1. Things will break.
Yes, it was a sad night in our kitchen tonight.
One of the beer glasses I got for Wyatt for Christmas this year broke in the dishwasher and Hubs discovered it as he was unloading it tonight while I was making dinner.
I was devastated because it was the first item we’d really broken since being married. (We lasted almost a year with no broken glass…wow! Anyone who knows us knows that’s an accomplishment, being as we are both super clumsy.) We’ve been so careful with all of our new, nice things because we aren’t in a place financially to just run out and replace everything and anything all the time. We try to take the best care of our things as we can. And these glasses were special because they were a gift from me to him on our first Christmas together…
And now we only have 3 of them.
I didn’t cry. But I wanted to a little bit.
Hubs was quick to say it was fine and that it wasn’t a big deal. I toughened up and agreed.
Until I opened the fridge and saw this.
That’s a HUGE crack in our everyday pitcher that we love. And it happened while it was just sitting in the fridge. When I saw it and cried out in disbelief, Hubs was quick to come see what was the matter. He was shocked to see the ruined pitcher, and asked if there’d been an earthquake or something.
Why was all this stuff breaking now?
On a day when I’d been feeling salty and grumpy and discouraged and sad about needing a full time job and wanting to contribute more to our finances to help us be more secure as we buy this house and have more bills to deal with each month.
On a night we’d already bickered a few times, mostly because I was upset and struggling to not take out my frustration on Hubs.
But as I whined and complained and sulked over the broken pieces, Hubs so wisely pointed out that “Honey, things break.”
Which brings me to lesson two.
2. Just because things break or feel like they are breaking, doesn’t mean our marriage is broken.

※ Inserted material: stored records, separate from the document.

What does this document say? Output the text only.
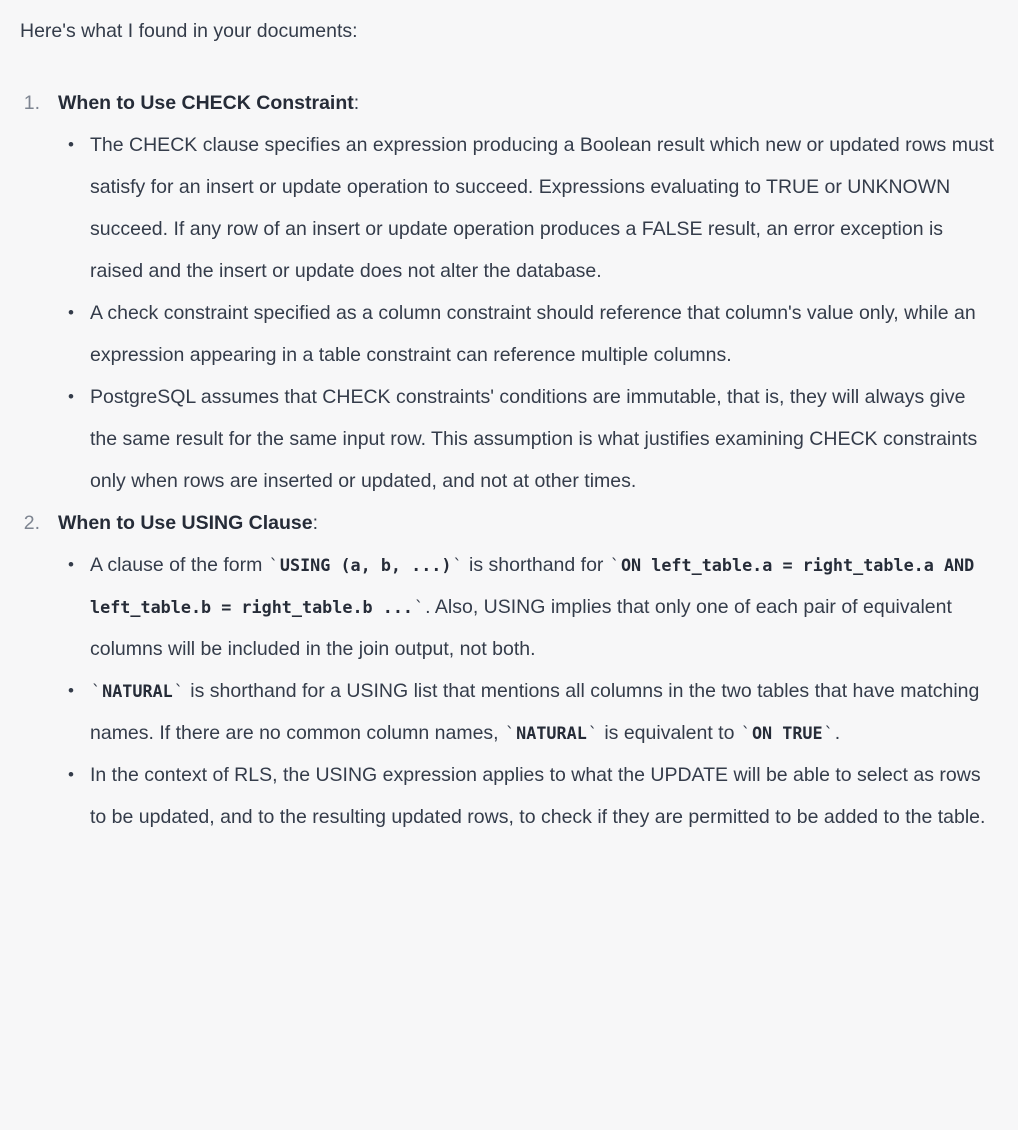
Here's what I found in your documents:

1. When to Use CHECK Constraint:
• The CHECK clause specifies an expression producing a Boolean result which new or updated rows must satisfy for an insert or update operation to succeed. Expressions evaluating to TRUE or UNKNOWN succeed. If any row of an insert or update operation produces a FALSE result, an error exception is raised and the insert or update does not alter the database.
• A check constraint specified as a column constraint should reference that column's value only, while an expression appearing in a table constraint can reference multiple columns.
• PostgreSQL assumes that CHECK constraints' conditions are immutable, that is, they will always give the same result for the same input row. This assumption is what justifies examining CHECK constraints only when rows are inserted or updated, and not at other times.
2. When to Use USING Clause:
• A clause of the form `USING (a, b, ...)` is shorthand for `ON left_table.a = right_table.a AND left_table.b = right_table.b ...`. Also, USING implies that only one of each pair of equivalent columns will be included in the join output, not both.
•	`NATURAL` is shorthand for a USING list that mentions all columns in the two tables that have matching names. If there are no common column names, `NATURAL` is equivalent to `ON TRUE`.
• In the context of RLS, the USING expression applies to what the UPDATE will be able to select as rows to be updated, and to the resulting updated rows, to check if they are permitted to be added to the table.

We’re going to have hard times. We’re going to struggle with worries about finances and major decisions. It’s part of life. Me not having a “real” job right now can’t affect us to the point that we’re living in fear of the unknown. The truth is that we are getting by just fine and we are so excited to be able to buy this house that we love. We’re not in over our heads and if we keep saving and being frugal and sticking to our budget, we won’t get that way. We’ll be fine.
Better than fine.
I can’t let my career situation define me in a negative way right now. I am doing what I can and we are moving forward every day. My lack of a job, no matter what it feels like some days, doesn’t mean I’m broken.
And it certainly doesn’t mean we’re broken.
And unlike these glasses, we’re going to be fine.